J(x,t) = $\frac{ihbar}{2m}(ψψ*' - ψ*ψ')$

3. The attempt at a solution

I figured it was just take the derivative of the time dependent wave function and plug it in. This is my first experience with quantum mechanics so I find myself getting caught up on working with the wave function. My question it if it's real, then the psi and psi* are the same and it would equal 0. This isn't the answer of course. How do I work with the complex psi? What's the difference in the wave function for psi and psi*?

2. Feb 13, 2014

### smithhs

To answer the simplest question, $\psi^*$ is just the complex conjugate of ψ:

For some complex number $c=a+bi$, $c^*=a-bi$.
For a real number $a$, $a=a^*$
In the case of complex exponential functions:

$c=Ae^{ix}$, $c^*=A^*e^{-ix}$

Finally, $cc^*=c^*c=|c|^2$, which is a positive real number.

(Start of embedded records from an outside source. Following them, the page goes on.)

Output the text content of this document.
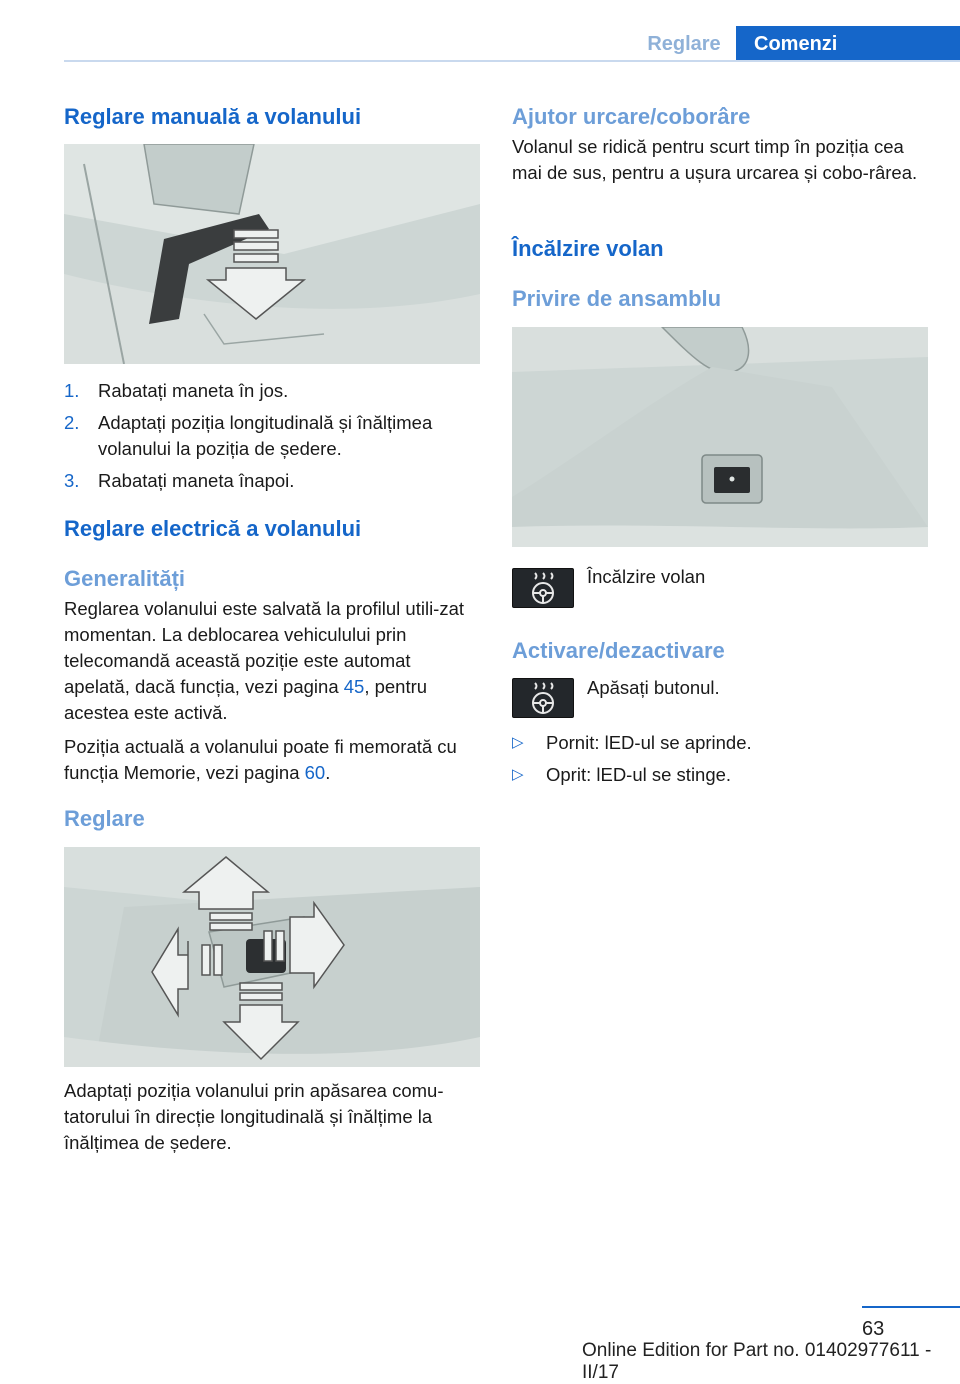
Reglare	Comenzi
Reglare manuală a volanului
1. Rabatați maneta în jos.
2. Adaptați poziția longitudinală și înălțimea volanului la poziția de ședere.
3. Rabatați maneta înapoi.
Reglare electrică a volanului
Generalități

Reglarea volanului este salvată la profilul utili‐zat momentan. La deblocarea vehiculului prin telecomandă această poziție este automat apelată, dacă funcția, vezi pagina 45, pentru acestea este activă.

Poziția actuală a volanului poate fi memorată cu funcția Memorie, vezi pagina 60.

Reglare

Adaptați poziția volanului prin apăsarea comu‐tatorului în direcție longitudinală și înălțime la înălțimea de ședere.

Ajutor urcare/coborâre

Volanul se ridică pentru scurt timp în poziția cea mai de sus, pentru a ușura urcarea și cobo‐rârea.

Încălzire volan
Privire de ansamblu

Încălzire volan

Activare/dezactivare

Apăsați butonul.

▷ Pornit: lED-ul se aprinde.
▷ Oprit: lED-ul se stinge.
63
Online Edition for Part no. 01402977611 - II/17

The equation for a free particle in one dimension is

$\psi(x,t) = Ae^{ikx}e^{-i\frac{\hbar k^2}{2m} t}$

Its complex conjugate is

$\psi^*(x,t) = A^*e^{-ikx}e^{i\frac{\hbar k^2}{2m} t}$

Note that by writing this as the wave function of the particle your starting with the assumption that $\psi$ is complex; it almost always IS complex, with a few exceptions (such as the energy eigenstates the particle in a box. When a particle's wave function is real there is 0 probability current; the probability distribution of the particle does not evolve in time (though its wave function still does). You work with complex $\psi$ like any other function, just making sure to due the complex arithmetic correctly; the derivitives all behave the same way as a real valued function.

So, back to the problem:

The probability current is defined as:
$J(x,t)=\frac{i\hbar}{2m}(\psi\frac{∂\psi^*}{∂x}-\psi^*\frac{∂\psi}{∂x})$

Just take derivitives like you would normally; I will say that the final answer is not zero.